24 May, Dubai, UAE

By Mrudvi Bakshi

For the last 15 years, I have been celebrating Eid with my childhood friends, who are more like an extended family to me.

A group of five, fondly known as the ‘Famous Five,’ we usually spent the day food-hopping.  We start by devouring some sheer khurma at one’s place, followed by traditional hyderabadi haleem and shahi biryani at the others’, finishing the food marathon with the lip-smacking meethi seviyan.

Being the only non-Muslim in the group, I enjoyed extra attention from everyone’s families and the chance to pack copious amounts of these delicacies to bring back home for my own family to relish.

After the binge eating and spending time with each other’s families, we would usually step out in the evening to take a stroll across old Dubai, reminiscing our childhood days and catching up on all the latest updates in our lives.

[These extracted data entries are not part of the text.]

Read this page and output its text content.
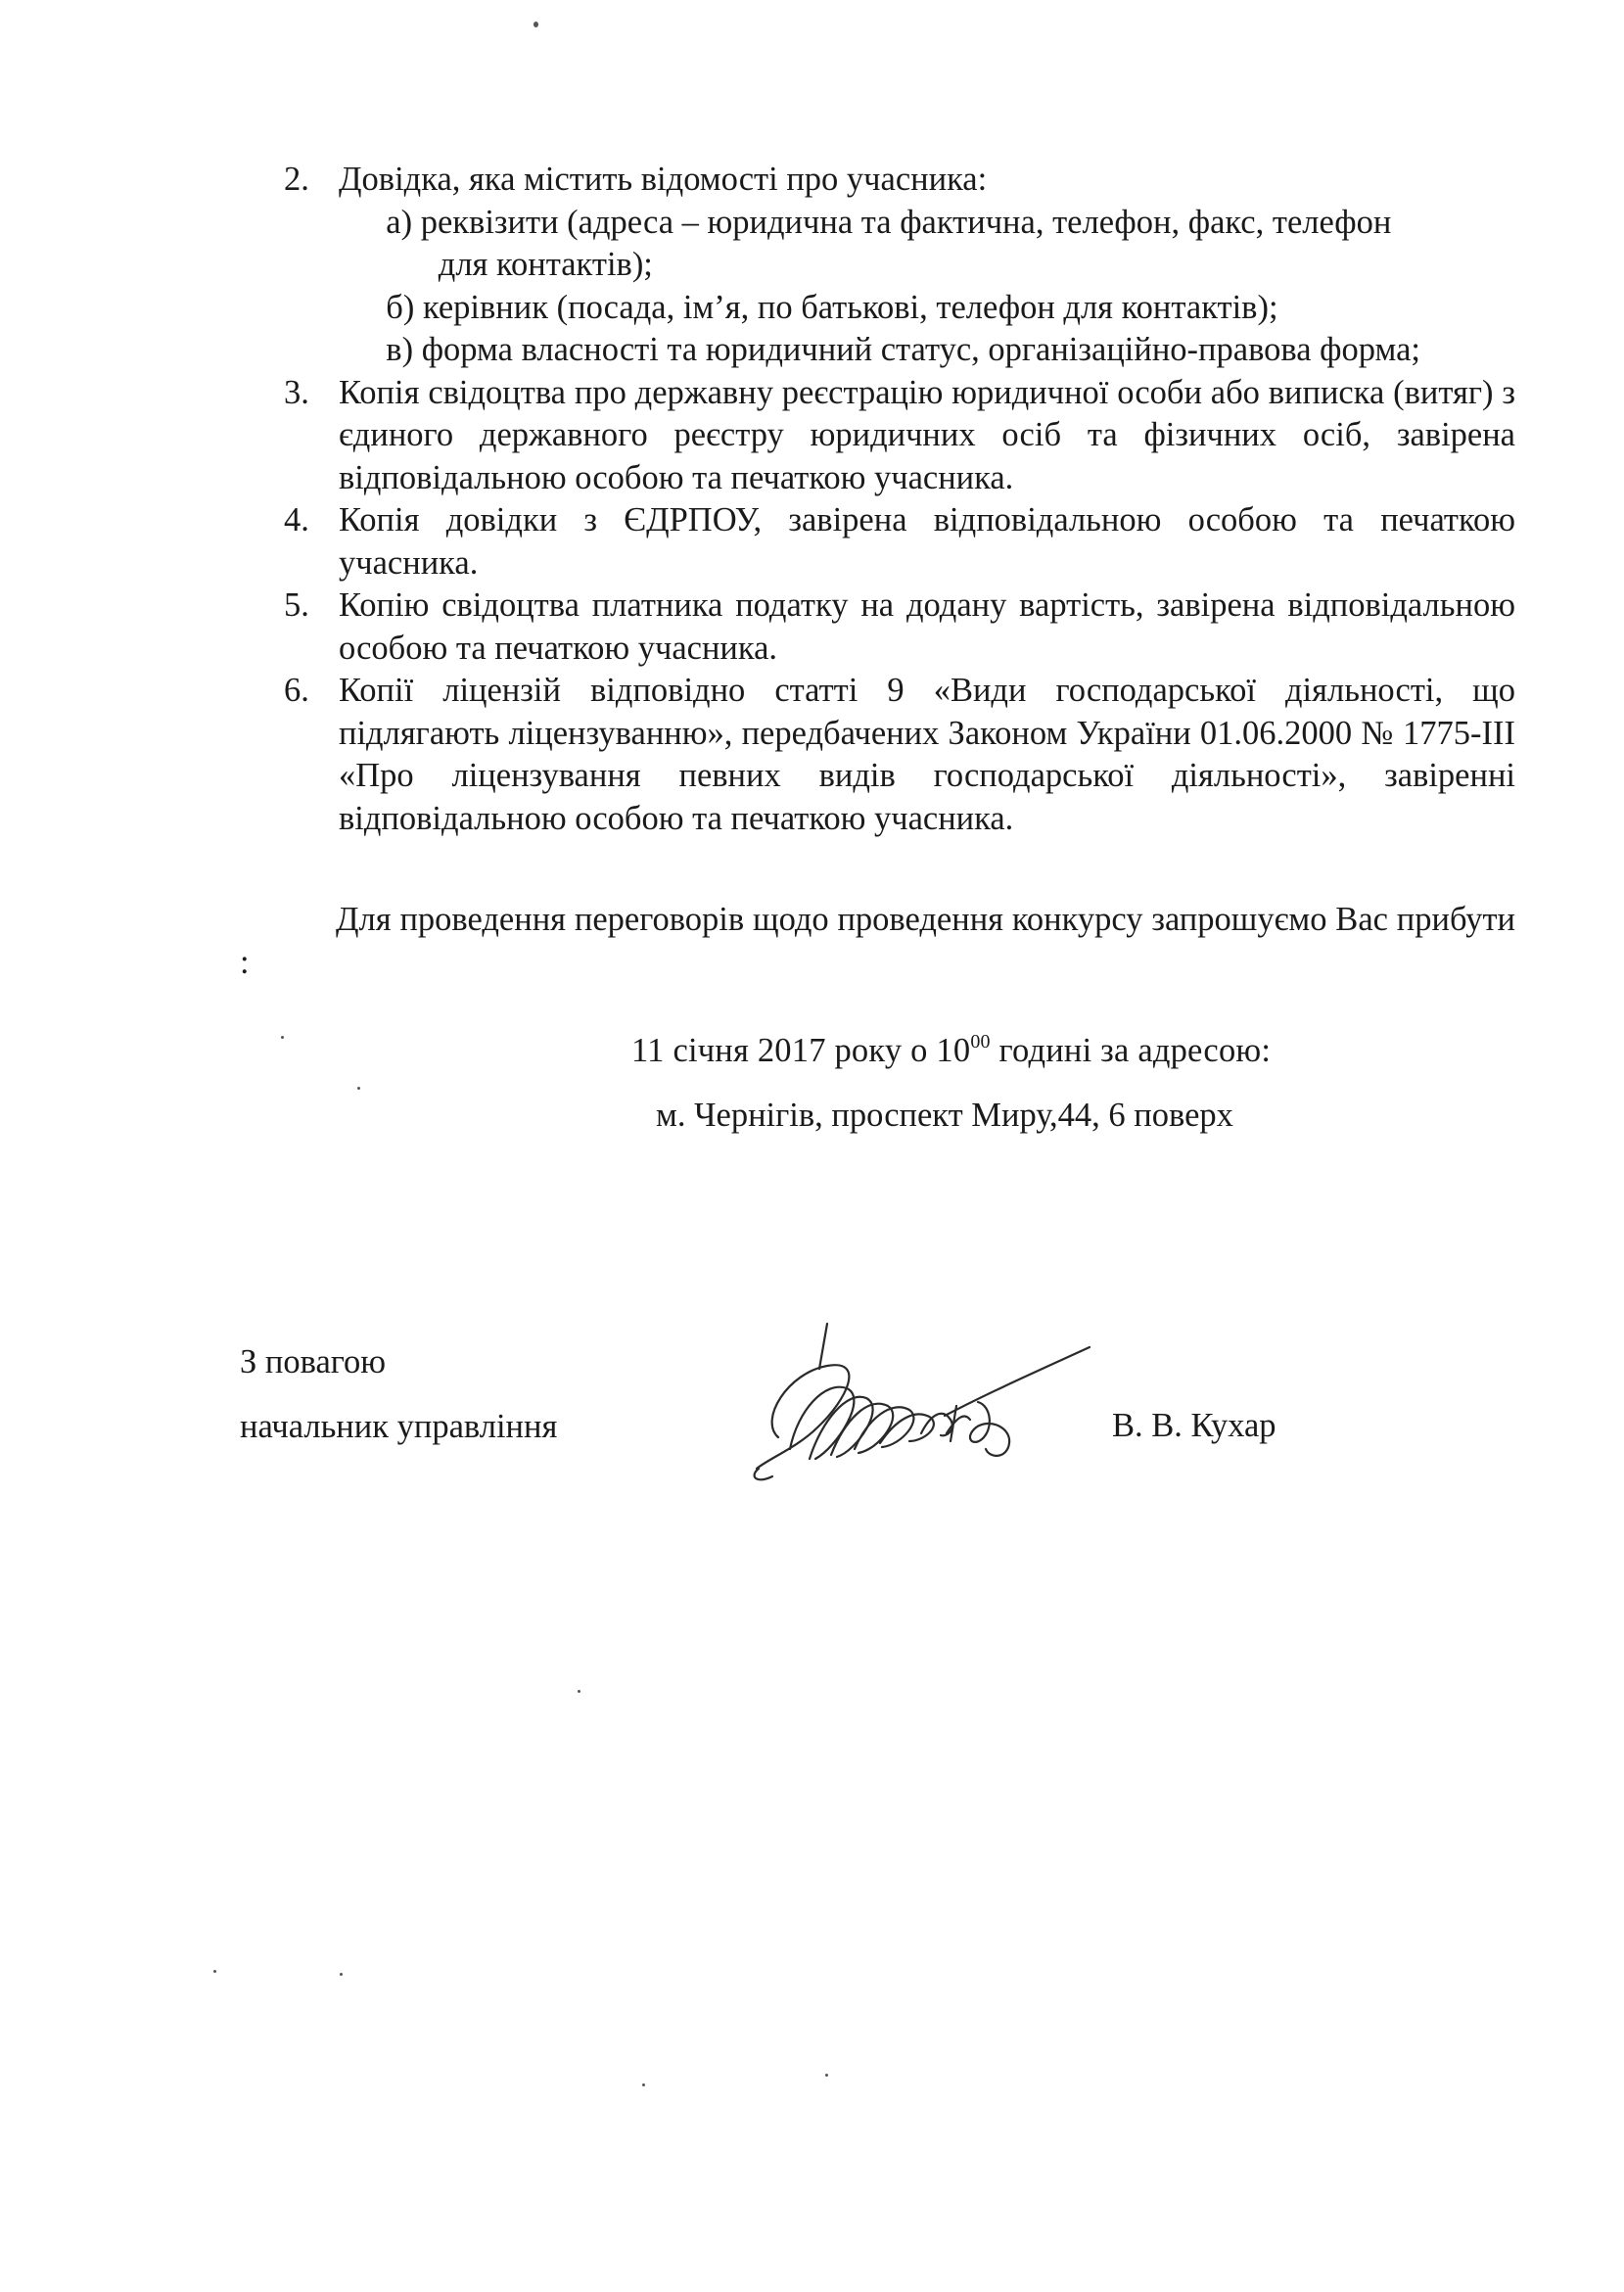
2. Довідка, яка містить відомості про учасника:
а) реквізити (адреса – юридична та фактична, телефон, факс, телефон
для контактів);
б) керівник (посада, ім’я, по батькові, телефон для контактів);
в) форма власності та юридичний статус, організаційно-правова форма;
3. Копія свідоцтва про державну реєстрацію юридичної особи або виписка (витяг) з єдиного державного реєстру юридичних осіб та фізичних осіб, завірена відповідальною особою та печаткою учасника.
4. Копія довідки з ЄДРПОУ, завірена відповідальною особою та печаткою учасника.
5. Копію свідоцтва платника податку на додану вартість, завірена відповідальною особою та печаткою учасника.
6. Копії ліцензій відповідно статті 9 «Види господарської діяльності, що підлягають ліцензуванню», передбачених Законом України 01.06.2000 № 1775-ІІІ «Про ліцензування певних видів господарської діяльності», завіренні відповідальною особою та печаткою учасника.
Для проведення переговорів щодо проведення конкурсу запрошуємо Вас прибути :
11 січня 2017 року о $10^{00}$ годині за адресою:
м. Чернігів, проспект Миру,44, 6 поверх
З повагою
начальник управління	В. В. Кухар
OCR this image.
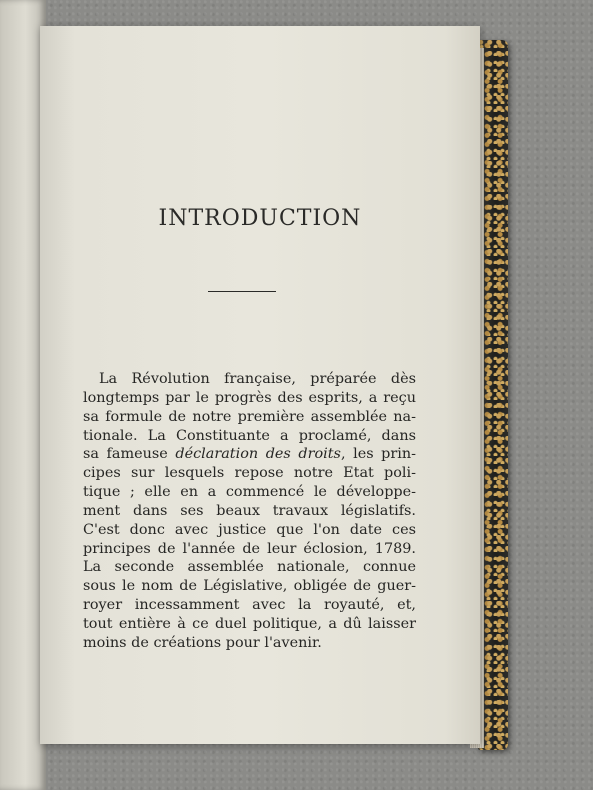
INTRODUCTION
La Révolution française, préparée dès
longtemps par le progrès des esprits, a reçu
sa formule de notre première assemblée na-
tionale. La Constituante a proclamé, dans
sa fameuse déclaration des droits, les prin-
cipes sur lesquels repose notre Etat poli-
tique ; elle en a commencé le développe-
ment dans ses beaux travaux législatifs.
C'est donc avec justice que l'on date ces
principes de l'année de leur éclosion, 1789.
La seconde assemblée nationale, connue
sous le nom de Législative, obligée de guer-
royer incessamment avec la royauté, et,
tout entière à ce duel politique, a dû laisser
moins de créations pour l'avenir.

This year though with these circumstances forcing many of us worldwide to stay indoors, I must confess waking up feeling oddly strange.  For the very first time, I will not be celebrating the festival with my group.

We quickly exchange wishes on the morning of Eid — not wanting the present circumstances to sabotage our pleasant memories of the festival — we decide to make the most of this day from our respective homes. 

After some discussion, the plan is for each of us to prepare our favorite Eid dish and sit down for a Zoom call later in the day, enjoying our preparations together. 

No sooner is this mentioned that I instantly know that I will be preparing seviyan. Not only because it is a personal favorite but also because the dish is loved by my family, giving me a solid reason to prepare it.

I’d like to rate myself as an average cook and wanting to give this my best shot, diving right in to one of the easiest recipes I find on YouTube. I use soy milk instead of regular full-cream milk, not because I’m a health freak, but just because I reached for the wrong container in the fridge.

One hour and several trials later, I have successfully prepared the dish much to my liking and brought back some great memories.

As planned, at 6pm all five of us are ready with our dishes on Zoom. Slightly disappointed about having to do it this way, we quickly bring in our preparations and rave about them (cause why not), wish our families and later settle in to watch a movie together virtually.

It definitely felt different, but honestly I couldn’t have asked a better way to end the day. Also, it adds to the list of celebrations due once all this comes to an end.